Anita Lo's Annisa In The West Village | Tasting Table NYC
Anita Lo's gem shines on in the West Village
The night Anita Lo opened her West Village restaurant Annisa, 14 years ago, she ended up lying down on the floor of her office after service, unsure if the place would make it. Thank goodness it did.
There aren't many restaurants left in New York where the bread service includes a little white ramekin full of beautiful butter curls.
"I guess they're dated," says Lo, "but I think they're pretty." More importantly, she explains, the thin pieces of butter temper nicely–somewhere between fridge cold and warm and sweating–just right for spreading.
Annisa's butter curls | Chef Anita Lo
"I like to go out to dinner and hear people without having to shout," Lo says. That must be why, in addition to butter curls, there are so many other out-of-style comforts at Annisa: a quiet dining room where you can actually understand your friends when they talk, pressed white tablecloths and foie gras.

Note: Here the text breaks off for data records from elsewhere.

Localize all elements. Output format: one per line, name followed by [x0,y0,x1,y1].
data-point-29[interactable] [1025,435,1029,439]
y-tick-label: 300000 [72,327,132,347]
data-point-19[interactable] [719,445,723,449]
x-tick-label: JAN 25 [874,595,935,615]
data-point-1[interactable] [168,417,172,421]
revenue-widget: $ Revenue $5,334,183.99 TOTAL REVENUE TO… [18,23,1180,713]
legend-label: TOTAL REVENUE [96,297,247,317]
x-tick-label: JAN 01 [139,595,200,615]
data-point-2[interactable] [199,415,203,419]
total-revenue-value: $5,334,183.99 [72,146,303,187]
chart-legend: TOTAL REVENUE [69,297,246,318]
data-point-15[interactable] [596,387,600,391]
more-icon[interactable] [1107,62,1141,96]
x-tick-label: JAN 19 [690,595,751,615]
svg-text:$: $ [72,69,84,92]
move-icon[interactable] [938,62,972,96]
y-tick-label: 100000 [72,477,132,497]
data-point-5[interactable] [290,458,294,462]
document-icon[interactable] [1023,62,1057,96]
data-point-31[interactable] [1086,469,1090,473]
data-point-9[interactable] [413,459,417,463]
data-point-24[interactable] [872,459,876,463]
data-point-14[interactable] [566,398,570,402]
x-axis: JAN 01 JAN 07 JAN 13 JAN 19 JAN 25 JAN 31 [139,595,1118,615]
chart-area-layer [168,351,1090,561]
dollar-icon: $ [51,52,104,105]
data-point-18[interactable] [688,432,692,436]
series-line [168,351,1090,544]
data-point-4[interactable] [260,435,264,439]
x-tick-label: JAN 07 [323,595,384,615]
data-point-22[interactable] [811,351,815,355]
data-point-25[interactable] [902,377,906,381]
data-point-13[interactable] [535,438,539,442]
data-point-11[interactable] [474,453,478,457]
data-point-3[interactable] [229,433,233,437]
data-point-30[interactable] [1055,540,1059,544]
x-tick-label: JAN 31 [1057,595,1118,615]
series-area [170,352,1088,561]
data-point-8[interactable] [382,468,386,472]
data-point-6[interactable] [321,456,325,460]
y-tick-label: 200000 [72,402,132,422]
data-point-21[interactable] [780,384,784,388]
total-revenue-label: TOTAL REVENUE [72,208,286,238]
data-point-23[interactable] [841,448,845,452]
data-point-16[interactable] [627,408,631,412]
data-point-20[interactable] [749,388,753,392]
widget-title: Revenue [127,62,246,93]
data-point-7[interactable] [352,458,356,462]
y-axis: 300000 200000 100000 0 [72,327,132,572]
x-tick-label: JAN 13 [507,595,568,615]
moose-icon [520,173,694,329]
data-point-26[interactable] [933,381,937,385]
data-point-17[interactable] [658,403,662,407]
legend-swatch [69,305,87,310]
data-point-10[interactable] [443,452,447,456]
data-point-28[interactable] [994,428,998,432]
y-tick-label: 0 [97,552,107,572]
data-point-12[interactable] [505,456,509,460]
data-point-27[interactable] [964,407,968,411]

Remember foie gras? Here it is as a melt-away mousse inside Lo's half moon-shaped soup dumplings ($21). The dish has not changed since that fraught opening night, not one bit. And why would it? "People like it," she says.
A look inside Annisa: foie gras soup dumplings and hearts of palm salad
Rabbit might be trending. Lo doesn't care. She cooks what she likes and not what's expected. Luckily for us, this means a roulade of rabbit loin with layers of brined grape leaves and pistachios ($37). It's a beautiful dish.
Just one bite of the rabbit meat–smeared with lemony yogurt and pomegranate seeds, sparkling with mint oil–will remind you that Annisa is not, as it's always described, a French-accented Asian restaurant, but something more complex: A timeless original.